Am 19.03.2022 um 22:15 schrieb Rat Frag via Philweb
<philweb(a)lists.philo.at>at>:
Am Sa., 19. März 2022 um 18:36 Uhr schrieb Ingo Tessmann
<tessmann(a)tu-harburg.de>de>:
ANDRE FUHRMANN, „Existenz und Notwendigkeit, Kurt
Gödels axiomatische Theologie“ ist hier klickbar:
https://user.uni-frankfurt.de/~afuhrman/downloads/GoedelExistenzNotwendigke…
Ich fürchte, ich muss dich in dieser Beziehung leider enttäuschen.
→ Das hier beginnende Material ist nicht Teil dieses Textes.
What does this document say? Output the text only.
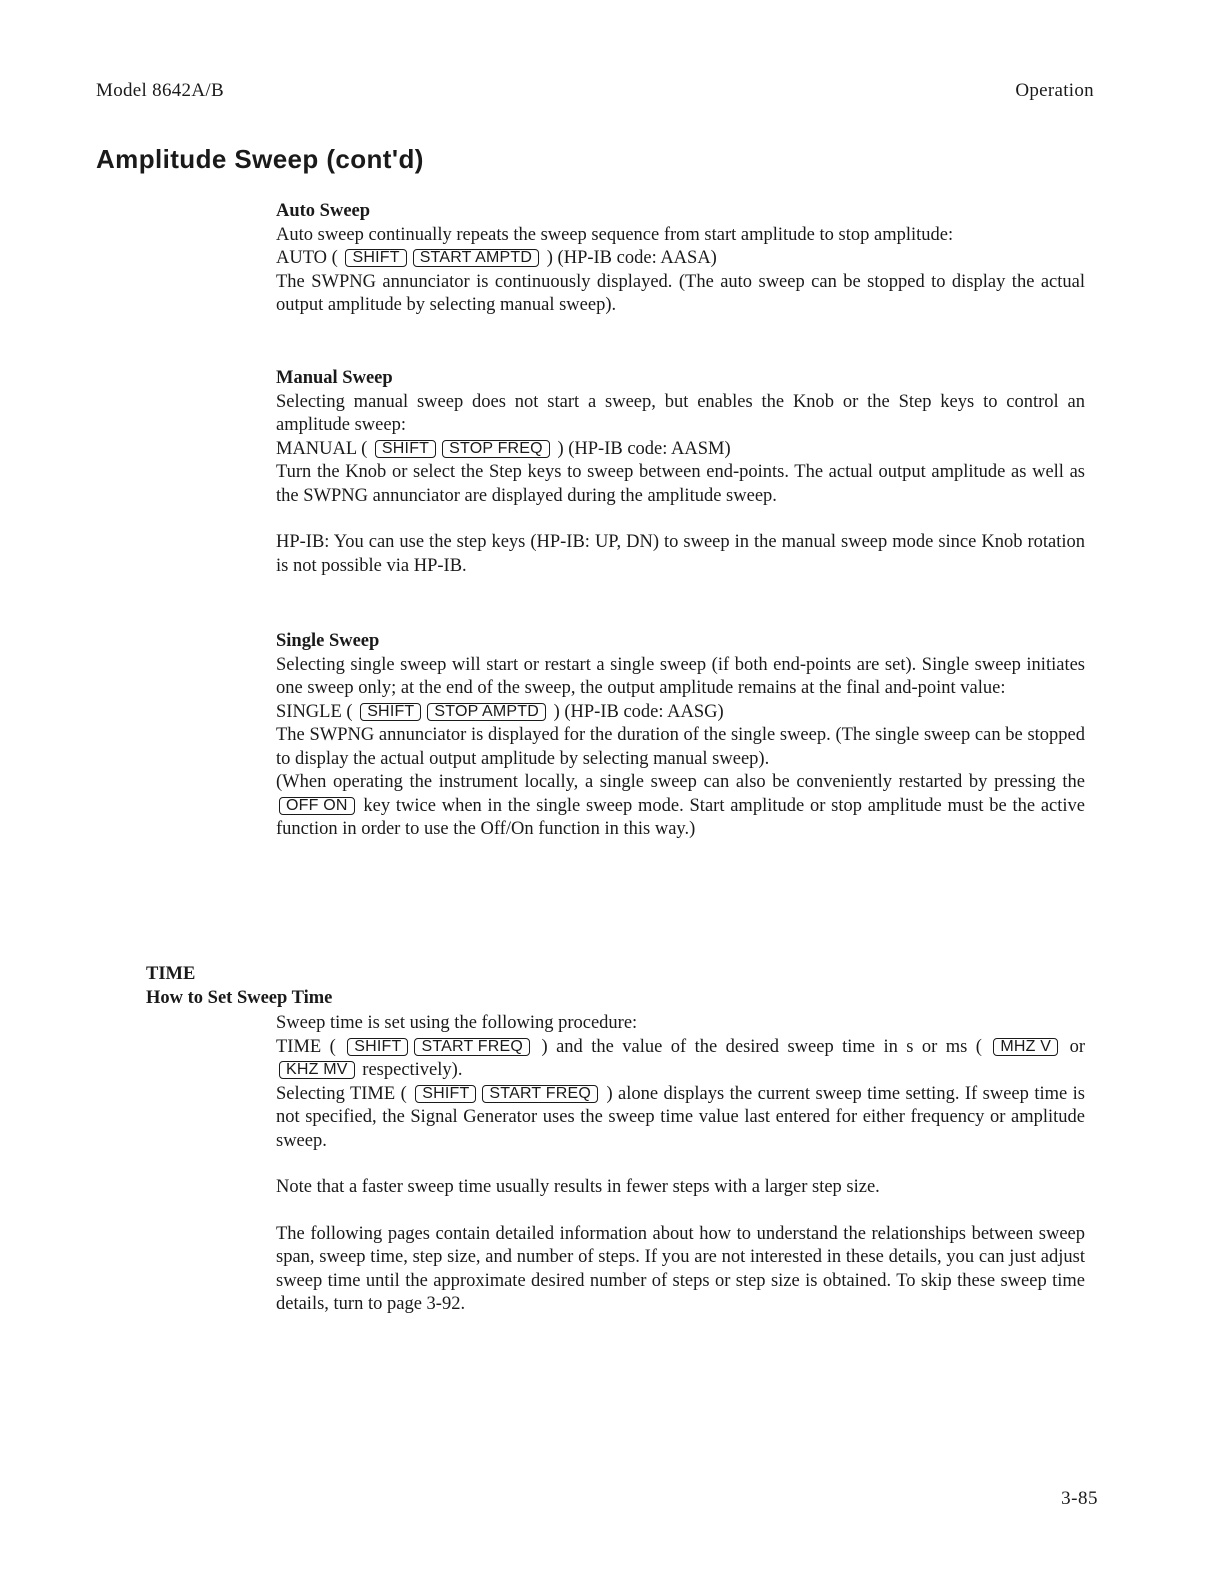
Model 8642A/B	Operation
Amplitude Sweep (cont'd)

Auto Sweep

Auto sweep continually repeats the sweep sequence from start amplitude to stop amplitude:

AUTO ( SHIFT START AMPTD ) (HP-IB code: AASA)

The SWPNG annunciator is continuously displayed. (The auto sweep can be stopped to display the actual output amplitude by selecting manual sweep).

Manual Sweep

Selecting manual sweep does not start a sweep, but enables the Knob or the Step keys to control an amplitude sweep:

MANUAL ( SHIFT STOP FREQ ) (HP-IB code: AASM)

Turn the Knob or select the Step keys to sweep between end-points. The actual output amplitude as well as the SWPNG annunciator are displayed during the amplitude sweep.

HP-IB: You can use the step keys (HP-IB: UP, DN) to sweep in the manual sweep mode since Knob rotation is not possible via HP-IB.

Single Sweep

Selecting single sweep will start or restart a single sweep (if both end-points are set). Single sweep initiates one sweep only; at the end of the sweep, the output amplitude remains at the final and-point value:

SINGLE ( SHIFT STOP AMPTD ) (HP-IB code: AASG)

The SWPNG annunciator is displayed for the duration of the single sweep. (The single sweep can be stopped to display the actual output amplitude by selecting manual sweep).

(When operating the instrument locally, a single sweep can also be conveniently restarted by pressing the OFF ON key twice when in the single sweep mode. Start amplitude or stop amplitude must be the active function in order to use the Off/On function in this way.)

TIME
How to Set Sweep Time

Sweep time is set using the following procedure:

TIME ( SHIFT START FREQ ) and the value of the desired sweep time in s or ms ( MHZ V or KHZ MV respectively).

Selecting TIME ( SHIFT START FREQ ) alone displays the current sweep time setting. If sweep time is not specified, the Signal Generator uses the sweep time value last entered for either frequency or amplitude sweep.

Note that a faster sweep time usually results in fewer steps with a larger step size.

The following pages contain detailed information about how to understand the relationships between sweep span, sweep time, step size, and number of steps. If you are not interested in these details, you can just adjust sweep time until the approximate desired number of steps or step size is obtained. To skip these sweep time details, turn to page 3-92.

3-85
Mir
war das bisher nicht bekannt und ich werde es mir durchlesen.
Und wie ich schon schrieb:
Wenn aus einem Set von Prämissen logisch einwandfrei eine Aussage
folgt, die ich ablehne, dann muss ich entweder eine der Prämissen
negieren oder die Schlussregel selbst zumindest mit Ausnahme versehen
oder eben zeigen, dass es nicht logisch einwandfrei folgt.
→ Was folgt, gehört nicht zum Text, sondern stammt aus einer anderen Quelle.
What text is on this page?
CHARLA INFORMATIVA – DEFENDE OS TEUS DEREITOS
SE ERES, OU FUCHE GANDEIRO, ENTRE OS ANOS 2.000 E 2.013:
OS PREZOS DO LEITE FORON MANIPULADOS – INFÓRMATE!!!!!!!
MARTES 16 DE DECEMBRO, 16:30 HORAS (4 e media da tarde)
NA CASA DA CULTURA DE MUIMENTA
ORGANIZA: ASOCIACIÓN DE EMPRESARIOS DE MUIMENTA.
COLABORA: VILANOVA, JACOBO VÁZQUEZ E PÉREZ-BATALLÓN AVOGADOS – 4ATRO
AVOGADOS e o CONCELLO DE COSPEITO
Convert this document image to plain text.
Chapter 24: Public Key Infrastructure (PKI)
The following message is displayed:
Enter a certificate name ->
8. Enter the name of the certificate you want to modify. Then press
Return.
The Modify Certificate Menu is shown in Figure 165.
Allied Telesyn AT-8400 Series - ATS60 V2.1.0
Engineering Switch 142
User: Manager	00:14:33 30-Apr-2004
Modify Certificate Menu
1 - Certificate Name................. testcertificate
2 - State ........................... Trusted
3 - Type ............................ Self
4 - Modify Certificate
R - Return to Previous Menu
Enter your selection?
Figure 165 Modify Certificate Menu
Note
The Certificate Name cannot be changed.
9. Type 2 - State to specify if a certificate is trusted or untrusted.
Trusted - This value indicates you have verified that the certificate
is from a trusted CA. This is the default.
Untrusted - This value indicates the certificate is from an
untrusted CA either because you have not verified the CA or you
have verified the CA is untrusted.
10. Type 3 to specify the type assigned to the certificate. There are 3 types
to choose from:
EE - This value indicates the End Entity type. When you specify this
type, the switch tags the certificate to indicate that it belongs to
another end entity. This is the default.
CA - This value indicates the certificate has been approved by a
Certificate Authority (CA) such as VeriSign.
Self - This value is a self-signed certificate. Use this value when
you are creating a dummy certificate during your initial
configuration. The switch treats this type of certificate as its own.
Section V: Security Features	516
Das ist ja das selbe, was die Atheisten den Gläubigen immer vorwerfen.
Dass sie die Widerspruche und Ungereimtheiten der eigenen Lehre
mutwillig ignorieren, eine intellektuelle Auseinandersetzung scheuen
und zumindest partiell irrational sind.
Hi RF,
zunächst einmal war Gödels Beweis nicht einwandfrei, wie Benzmüller zeigen konnte. Und
solange Du meine methodischen Einwände ignorierst, kannst Du Dich ewig wiederholen, aber
was bringt das außer Selbstbestätigung? Ich muss keine spezielle Logik und kein
Axiomensystem akzeptieren, in dem die Prämissen gelten. Es kommt doch nicht nur auf die
Prämissen an, sondern auch darauf, in welcher Logik sie gelten. Mit geeignet gewählten
Definitionen und Axiomen kann ich formal alles beweisen. Meth. Konstr. kommen ohne Axiome
aus und verzichten auf eine Substanzmetaphysik. Mit einem konstruktiven Verständnis von
Notwendigkeit bzgl. physikalischer Verlaufsgesetze wird kein logischer Übergang von
Möglichkeit in Notwendigkeit erreicht.
Ich weiß nicht, von welchen Atheisten und Gläubigen Du schreibst. Als Freidenker glaube
ich nicht, sondern orientiere mich empirisch wie logisch an konstruktiven Methoden.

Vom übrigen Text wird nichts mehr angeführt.